To get a closer look at the fossil anatomy, the scientists used micro-CT scans and X-ray imaging to create 3-D images of the specimens. This allowed them to see delicate structures such as the antennae, digestive tract and even the hair-like bristles on the trilobites’ walking legs.

The team also discovered previously unknown anatomical features. These included several small appendages that would have helped guide food into the trilobite’s mouth, and a soft tissue flap called the labrum that was attached to the trilobite’s hard mouth part and is now a common feature in living arthropods.

“The labrum is a kind of fleshy lip attached to the mouth that forms part of the oral chamber where food is processed,” Dr. Patterson said. “The labrum has long been thought to be present in trilobites, but has never been seen in fossils.”

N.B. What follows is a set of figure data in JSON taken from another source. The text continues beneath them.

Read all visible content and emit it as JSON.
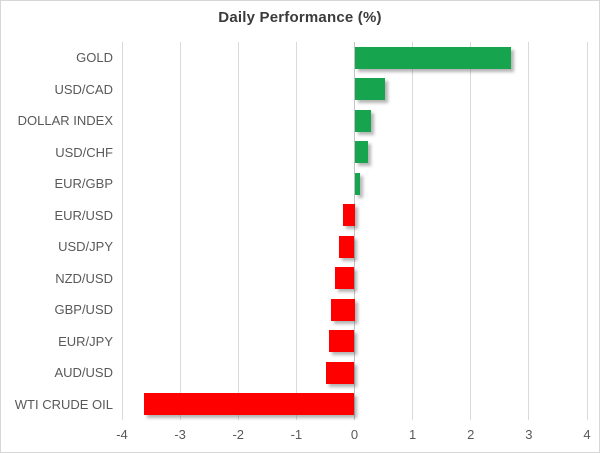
{
  "chart_data": {
    "type": "bar",
    "orientation": "horizontal",
    "title": "Daily Performance (%)",
    "categories": [
      "GOLD",
      "USD/CAD",
      "DOLLAR INDEX",
      "USD/CHF",
      "EUR/GBP",
      "EUR/USD",
      "USD/JPY",
      "NZD/USD",
      "GBP/USD",
      "EUR/JPY",
      "AUD/USD",
      "WTI CRUDE OIL"
    ],
    "values": [
      2.7,
      0.53,
      0.28,
      0.24,
      0.09,
      -0.2,
      -0.27,
      -0.34,
      -0.4,
      -0.44,
      -0.49,
      -3.63
    ],
    "xlabel": "",
    "ylabel": "",
    "xlim": [
      -4,
      4
    ],
    "xticks": [
      -4,
      -3,
      -2,
      -1,
      0,
      1,
      2,
      3,
      4
    ],
    "grid": true,
    "legend": "none",
    "positive_color": "#16a54e",
    "negative_color": "#fe0000",
    "gridline_color": "#d9d9d9",
    "label_color": "#595959",
    "title_color": "#3b3b3b"
  }
}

According to Thomas Hegna, a paleontologist at the State University of New York at Fredonia who was not part of the study, the appendages seen in the new specimens were probably not shared equally across all trilobites. For example, some bug-eyed species of the genus Carolinaites “must have had to drag their eyes through the mud with their legs,” which were just as small as those in the Moroccan specimens, he said.

But he says the complex structures preserved in these “amazing” specimens will help place trilobites into the Arthropoda family tree.

“This discusses subtle aspects of anatomy, but this kind of debate becomes relevant when we want to figure out which group of living arthropods is most closely related to the extinct trilobites,” he said.

For Dr. El Albani, who hails from Morocco, the incredible trilobite specimens represent something more than a classification tool. He hopes they will inspire greater protection for Morocco’s fossil heritage, which has been exploited by commercial fossil traders to the extent that some call it “a fossil treasure.”Trilobite Economy,

“We want to preserve the place where this discovery was made to make it available for science,” he said.